Yeah this seems good to know! At the moment its making my head explode and I've forgotten a lot of the stuff on grammar that I had to learn back in CS class haha.

maraldi
February 17th, 2010, 02:03 AM
Try the open source parsers there are some really good, fast GPL ones.

ve4cib
February 17th, 2010, 03:27 AM
Just to add some more grit to the mill, transforming in real time from "normal" to rpn is not quite trivial. take for example:

3 * (4 + 5)

which is 27

here's how to transform it to rpn (my thoughts are written in bash-style comments):


3 * (4 + 5) # 3 is okay at the start, but then comes a star,
# that's no good, let's move it to the right
3 ( * 4 + 5) # eek! not good, the * has to go to after the
# brackets. let's find the end of the balancing bracket
3 (4 + 5) * # okay, that's better, but i haven't yet dealt with
# the bracket. the 4 is okay, but the + isn't
3 (4 5 +) * # perfect, well sort of.


the result should be:
3 4 5 + *


This method will fall apart if you put the operations in a different order though. For example:


3 + 4 * 5 # 3 is good, + isn't, so move it to the right
3 4 + * 5 # not enough arguments for a *, so move it to the right
3 4 + 5 * # perfect, valid post-fix syntax
7 5 * # evaluate 3 4 +
35 # evaluate 7 5 *


So the answer is 35. But wait a minute, 3 + 4 * 5 is 23! Darn that order of operations!

You can't just blindly move things to the right, compensating for parentheses. You would also need to check for the natural order of operations when building the tree, which adds to the complexity not insignificantly.

JDShu
February 17th, 2010, 05:49 AM
Here's an example of a very simple C++ recursive decent parser that will do what you wanted.

It is an object oriented program but I'm sure you could modify it to work as a C program if you really have to.

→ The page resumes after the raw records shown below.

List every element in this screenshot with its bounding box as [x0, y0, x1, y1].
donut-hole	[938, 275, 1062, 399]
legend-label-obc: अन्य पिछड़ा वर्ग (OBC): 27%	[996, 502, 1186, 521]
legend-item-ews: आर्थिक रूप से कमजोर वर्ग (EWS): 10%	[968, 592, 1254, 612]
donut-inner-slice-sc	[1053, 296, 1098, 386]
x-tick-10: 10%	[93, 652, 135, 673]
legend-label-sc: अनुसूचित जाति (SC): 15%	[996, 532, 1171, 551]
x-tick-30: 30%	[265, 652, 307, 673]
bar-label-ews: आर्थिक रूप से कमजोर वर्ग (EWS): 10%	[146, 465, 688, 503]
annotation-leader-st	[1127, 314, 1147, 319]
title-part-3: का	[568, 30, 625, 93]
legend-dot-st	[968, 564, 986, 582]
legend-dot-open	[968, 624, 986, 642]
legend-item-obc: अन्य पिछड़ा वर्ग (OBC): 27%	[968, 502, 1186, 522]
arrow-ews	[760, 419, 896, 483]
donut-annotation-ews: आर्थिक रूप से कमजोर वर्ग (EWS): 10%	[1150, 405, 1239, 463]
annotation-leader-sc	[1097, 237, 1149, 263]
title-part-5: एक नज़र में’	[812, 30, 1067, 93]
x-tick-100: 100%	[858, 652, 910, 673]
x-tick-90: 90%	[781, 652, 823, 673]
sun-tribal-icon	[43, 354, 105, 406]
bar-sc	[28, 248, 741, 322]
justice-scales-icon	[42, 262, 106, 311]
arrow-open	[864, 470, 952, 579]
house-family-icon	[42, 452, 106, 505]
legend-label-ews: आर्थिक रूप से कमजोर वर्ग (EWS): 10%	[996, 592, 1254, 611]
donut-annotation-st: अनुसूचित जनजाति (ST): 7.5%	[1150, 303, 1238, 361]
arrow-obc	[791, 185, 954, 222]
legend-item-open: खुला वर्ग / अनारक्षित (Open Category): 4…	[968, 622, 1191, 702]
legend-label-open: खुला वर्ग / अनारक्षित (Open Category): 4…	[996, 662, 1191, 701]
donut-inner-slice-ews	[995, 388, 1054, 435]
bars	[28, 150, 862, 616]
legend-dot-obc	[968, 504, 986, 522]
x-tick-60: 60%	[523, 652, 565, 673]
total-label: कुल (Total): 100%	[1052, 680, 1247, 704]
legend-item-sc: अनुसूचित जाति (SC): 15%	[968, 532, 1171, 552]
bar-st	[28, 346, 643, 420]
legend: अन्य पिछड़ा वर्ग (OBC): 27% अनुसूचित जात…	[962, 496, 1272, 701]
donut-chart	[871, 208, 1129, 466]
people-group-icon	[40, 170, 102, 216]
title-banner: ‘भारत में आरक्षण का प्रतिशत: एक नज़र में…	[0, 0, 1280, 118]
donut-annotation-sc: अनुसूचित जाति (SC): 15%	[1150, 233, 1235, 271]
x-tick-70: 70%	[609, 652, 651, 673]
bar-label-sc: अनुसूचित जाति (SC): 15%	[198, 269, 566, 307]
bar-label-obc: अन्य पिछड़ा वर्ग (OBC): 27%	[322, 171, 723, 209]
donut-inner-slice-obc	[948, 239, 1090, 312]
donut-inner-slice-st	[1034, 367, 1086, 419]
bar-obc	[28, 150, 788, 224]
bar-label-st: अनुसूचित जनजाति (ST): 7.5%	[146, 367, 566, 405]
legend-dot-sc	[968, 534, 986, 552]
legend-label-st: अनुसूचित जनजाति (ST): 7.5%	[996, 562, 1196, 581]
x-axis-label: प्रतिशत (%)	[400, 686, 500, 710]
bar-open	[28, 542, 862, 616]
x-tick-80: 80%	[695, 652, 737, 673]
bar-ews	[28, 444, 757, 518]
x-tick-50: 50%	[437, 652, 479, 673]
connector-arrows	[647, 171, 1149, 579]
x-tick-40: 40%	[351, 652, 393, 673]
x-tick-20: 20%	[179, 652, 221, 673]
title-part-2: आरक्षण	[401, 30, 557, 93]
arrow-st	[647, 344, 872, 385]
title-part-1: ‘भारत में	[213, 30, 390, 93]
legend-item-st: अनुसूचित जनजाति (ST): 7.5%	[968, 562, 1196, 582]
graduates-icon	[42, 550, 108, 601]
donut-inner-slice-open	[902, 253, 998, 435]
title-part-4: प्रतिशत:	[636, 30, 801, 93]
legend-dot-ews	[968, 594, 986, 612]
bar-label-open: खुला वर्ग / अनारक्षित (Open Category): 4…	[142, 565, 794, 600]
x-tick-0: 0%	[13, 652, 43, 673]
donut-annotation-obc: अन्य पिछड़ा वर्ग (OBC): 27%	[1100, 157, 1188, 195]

You are the man (or woman)! I (messily) changed your code into something that works in C and its perfect! This is exactly what I wanted.

I'll definitely do more reading up on the theory and computer science-y stuff to get familiar, but this definitely solves my immediate problem. I'm embarrassed to admit that I don't understand it yet, but in the name of knowledge, I shall get to understand it better :D

howlingmadhowie
February 17th, 2010, 08:13 AM
This method will fall apart if you put the operations in a different order though. For example:


3 + 4 * 5 # 3 is good, + isn't, so move it to the right
3 4 + * 5 # not enough arguments for a *, so move it to the right
3 4 + 5 * # perfect, valid post-fix syntax
7 5 * # evaluate 3 4 +
35 # evaluate 7 5 *


So the answer is 35. But wait a minute, 3 + 4 * 5 is 23! Darn that order of operations!

You can't just blindly move things to the right, compensating for parentheses. You would also need to check for the natural order of operations when building the tree, which adds to the complexity not insignificantly.

indeed, precedence is a terrible thing, which is why i much prefer languages like lisp, smalltalk and forth which have no concept of precedence :) (well, smalltalk does, but it's fairly simple)

oh, and btw, there are rules for evaluating precedence in rpn notation. these were pasted by tony earlier on and give the correct result if you start from the line containing "3 4 + 5 *".

veko
February 18th, 2010, 02:47 PM
This is not really a solution for you, unless you implement the code into your program, but I've just got to mention this command line calculator utility:
http://www.sourcefiles.org/Productivity_Tools/Calculators/e-0.02718.tar.gz
(http://www.sourcefiles.org/Productivity_Tools/Calculators/e-0.02718.tar.gz)
I don't know who has written it, and I'm not really sure whether it's an example of good or bad coding habits, but in its simple austerity it's really ingenious piece of code.

That page has lots of other calculators with sources too. You might want to look at their code too to get some hints.